Ognuno di noi a Parigi
è nato e a Parigi ha trovato la morte. Che cos'ha di
speciale questa città? Forse il suo profumo di sole e di oro
durante il giorno? O il suo effluvio di argento e luna durante la notte?
Oppure sono speciali i
suoi fiori fantasma, che di questa aria si nutrono e crescono, signori
miei? E che partecipano alla danza spettrale ogni notte, riluttanti
all'idea del buio delle quinte dietro ad un sipario polveroso?
Il nostro cibo sono le
storie, la nostra acqua è l'aria di Parigi. Noi beviamo i
suoi profumi, e nella nostra vita di luna li gustiamo. I Parigini che
faranno altrettanto saranno certamente ben accolti in questo teatro.
Muori pensando a
Parigi, e Parigi ti darà l'eternità.
I fiori si curano, si
fanno crescere, si amano. Così noi ci prendiamo cura l'uno
dell'altro, per il resto della nostra fugace esistenza.
Noi cresciamo tra le
pietre e nella nebbia, al lume delle lampade a olio troppo vecchie per
far parte ancora di questa realtà. Ma cresciamo anche nel
sole, accanto alle persone, nel profumo di pane appena sfornato e
nell'acqua della Senna che scorre lenta.
Quello che sto
cercando di dirvi, Parigini, è che noi siamo qui da sempre.

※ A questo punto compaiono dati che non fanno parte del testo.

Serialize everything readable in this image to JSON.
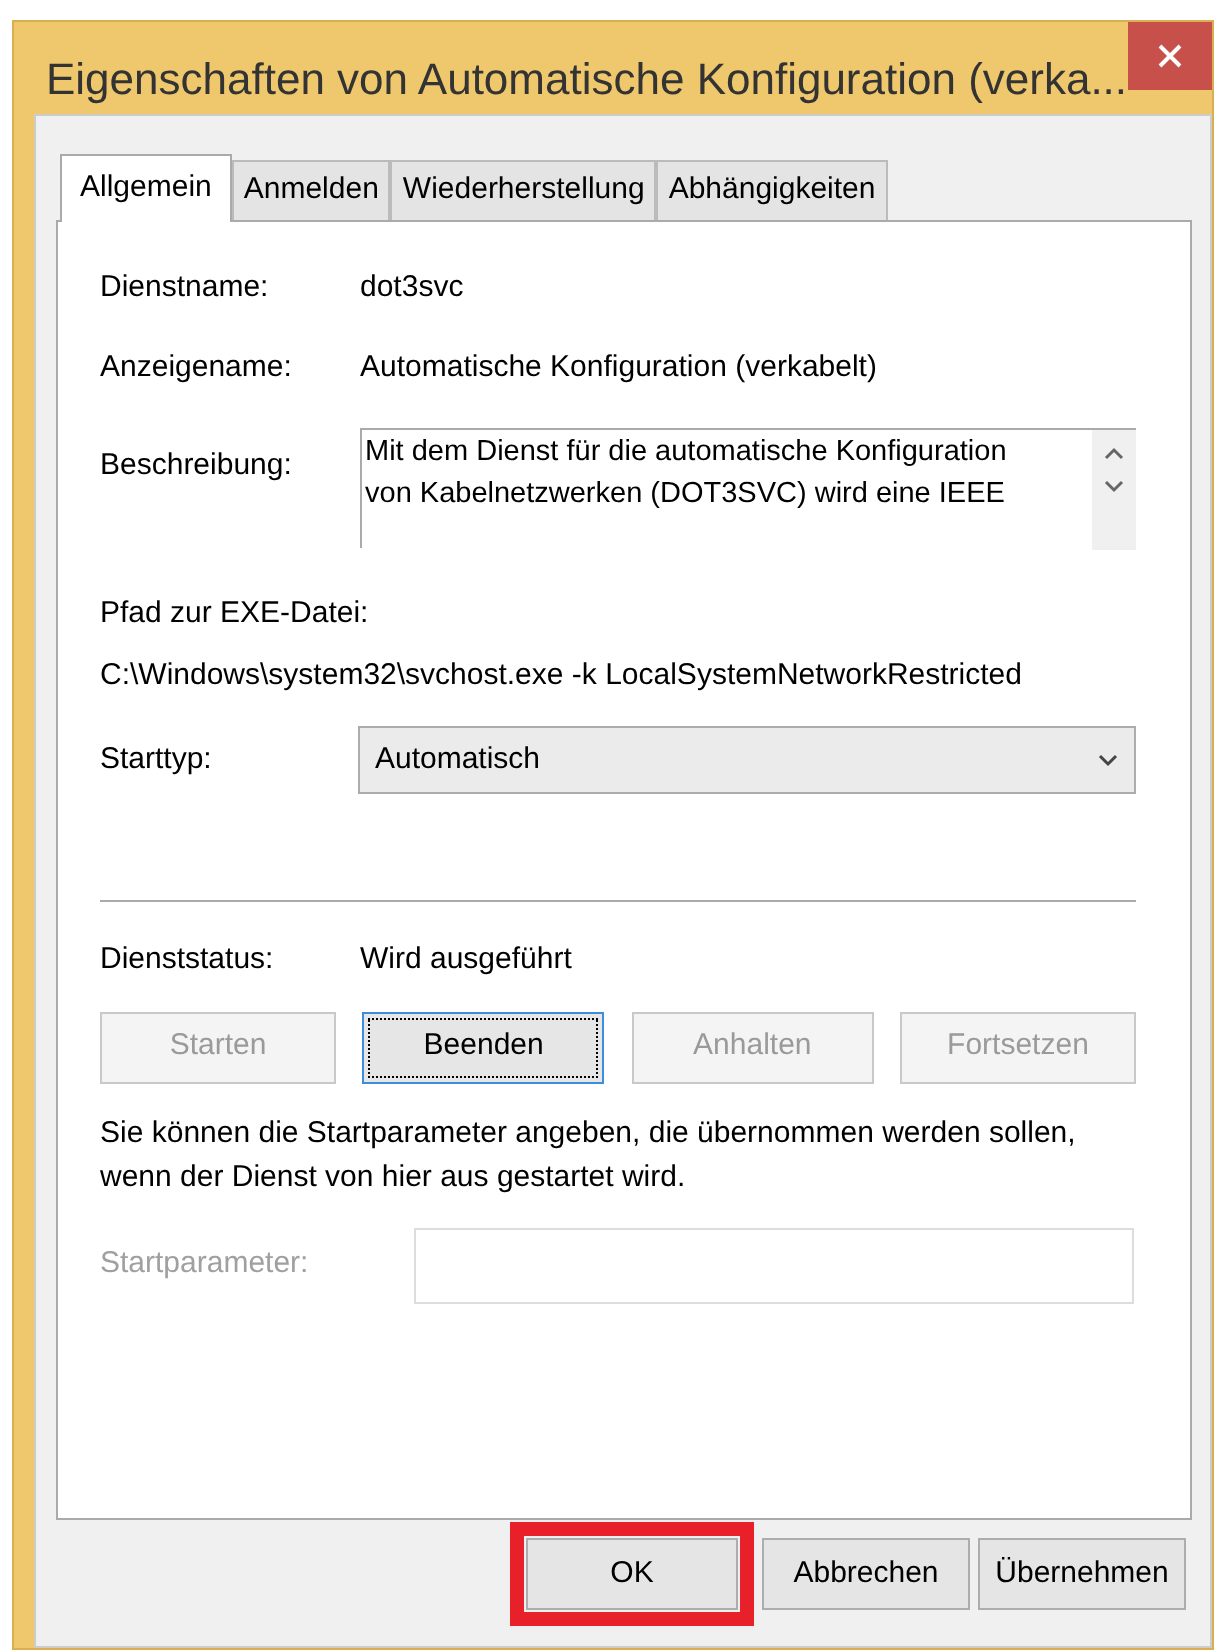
{
  "window": {
    "title": "Eigenschaften von Automatische Konfiguration (verka..."
  },
  "tabs": [
    {
      "label": "Allgemein",
      "selected": true
    },
    {
      "label": "Anmelden",
      "selected": false
    },
    {
      "label": "Wiederherstellung",
      "selected": false
    },
    {
      "label": "Abhängigkeiten",
      "selected": false
    }
  ],
  "info": [
    {
      "label": "Dienstname:",
      "value": "dot3svc"
    },
    {
      "label": "Anzeigename:",
      "value": "Automatische Konfiguration (verkabelt)"
    }
  ],
  "description": {
    "label": "Beschreibung:",
    "lines": [
      "Mit dem Dienst für die automatische Konfiguration",
      "von Kabelnetzwerken (DOT3SVC) wird eine IEEE"
    ]
  },
  "exe_path": {
    "label": "Pfad zur EXE-Datei:",
    "value": "C:\\Windows\\system32\\svchost.exe -k LocalSystemNetworkRestricted"
  },
  "startup_type": {
    "label": "Starttyp:",
    "value": "Automatisch"
  },
  "service_status": {
    "label": "Dienststatus:",
    "value": "Wird ausgeführt"
  },
  "service_buttons": [
    {
      "label": "Starten",
      "disabled": true,
      "focused": false
    },
    {
      "label": "Beenden",
      "disabled": false,
      "focused": true
    },
    {
      "label": "Anhalten",
      "disabled": true,
      "focused": false
    },
    {
      "label": "Fortsetzen",
      "disabled": true,
      "focused": false
    }
  ],
  "hint": "Sie können die Startparameter angeben, die übernommen werden sollen, wenn der Dienst von hier aus gestartet wird.",
  "start_parameters": {
    "label": "Startparameter:",
    "disabled": true
  },
  "dialog_buttons": [
    {
      "label": "OK",
      "highlighted": true
    },
    {
      "label": "Abbrechen",
      "highlighted": false
    },
    {
      "label": "Übernehmen",
      "highlighted": false
    }
  ]
}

E questa notte reclamiamo attenzione.
Andremo a raccontarvi,
signori miei, alcune storie. Una ballerina, due amanti, un musicista,
un pittore ed un assassino.
Piccoli tasselli di un
mosaico romantico ed inquieto...
Se volete seguirci,
questa notte è solo nostra".
----
Nota dell'autrice:
Non sono sicura di poter aggiornare con regolarità,
purtroppo ultimamente l'ispirazione è un po' calante. In
ogni caso, spero che vi piaccia.
Per le critiche, sono qui. Per i complimenti, sebbene li veda come
improbabili, sono comunque qui xD
A presto!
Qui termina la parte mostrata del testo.